Job is another good example of testing in the Bible. As the story goes, Satan proposes to God that Job is righteous only because God has blessed him. He then suggests to God that he take everything away from Job to reveal the true content of Job’s character. Satan was out to prove that Job was selfish and only saw God as a means to the greater end of his own wellbeing and happiness. God allows the testing of Job, and Job prevails. At the end of the story, Job is not righteous simply because of what God has given him.
But if God is all-knowing, why does he test us? Doesn’t he already know where we are in our faith? Nothing is hidden from God (Hebrews 4:13), so why does he need to discover what’s in our hearts? Wouldn’t it be cruel of God to allow suffering only to reveal something that he already knew?
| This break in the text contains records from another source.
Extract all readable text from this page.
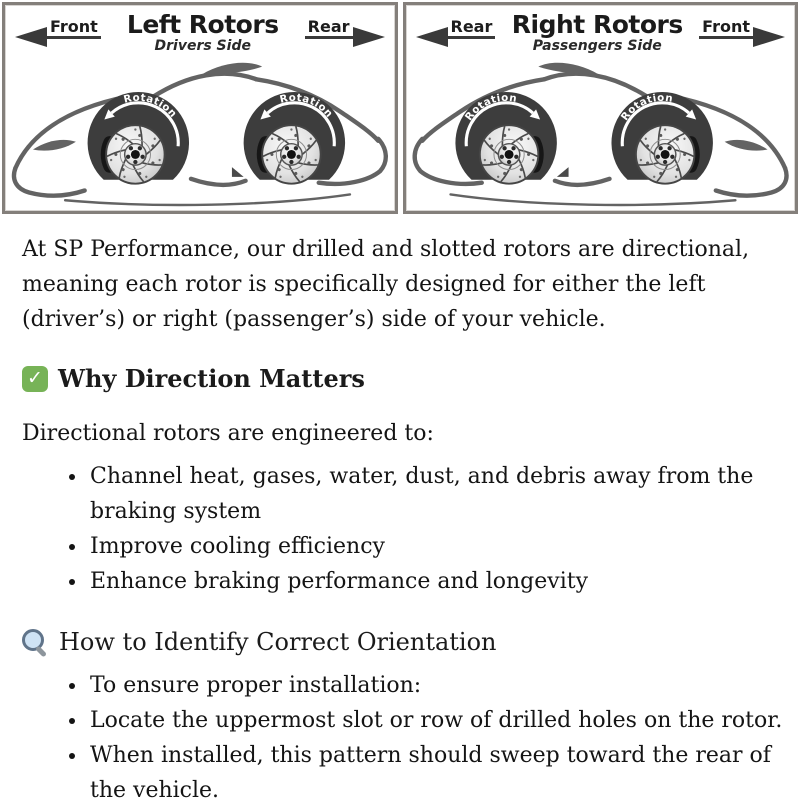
Front Left Rotors
Drivers Side
Rear
Rotation
Rotation
Rear Right Rotors
Passengers Side
Front
Rotation
Rotation

At SP Performance, our drilled and slotted rotors are directional, meaning each rotor is specifically designed for either the left (driver’s) or right (passenger’s) side of your vehicle.

✓ Why Direction Matters

Directional rotors are engineered to:

• Channel heat, gases, water, dust, and debris away from the braking system
• Improve cooling efficiency
• Enhance braking performance and longevity
How to Identify Correct Orientation
• To ensure proper installation:
• Locate the uppermost slot or row of drilled holes on the rotor.
• When installed, this pattern should sweep toward the rear of the vehicle.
I think the answer is that God reveals what is inside of us through testing not for _him _to see, but for _us _to see. Often times we think that our faith is solid, but in fact, it’s not. On the other side of that coin, I think often we can think that our faith is weak, when in fact, it’s quite strong. One thing is certain and that is that when we come into times of difficulty, what is inside comes out.
Testing is good for us. Testing makes us stretch. Trials and difficulties help us to grow into the Jesus-shaped versions of ourselves. Romans 5:3–5 says, “Not only that, but we rejoice in our sufferings, knowing that suffering produces endurance, and endurance produces character, and character produces hope, and hope does not put us to shame, because God’s love has been poured into our hearts through the Holy Spirit who has been given to us.”
If you’re going through a time of trial, is it possible that God is preparing you for something greater? Is it possible that he’s strengthening your character for an important role to play in his world-redemption plan?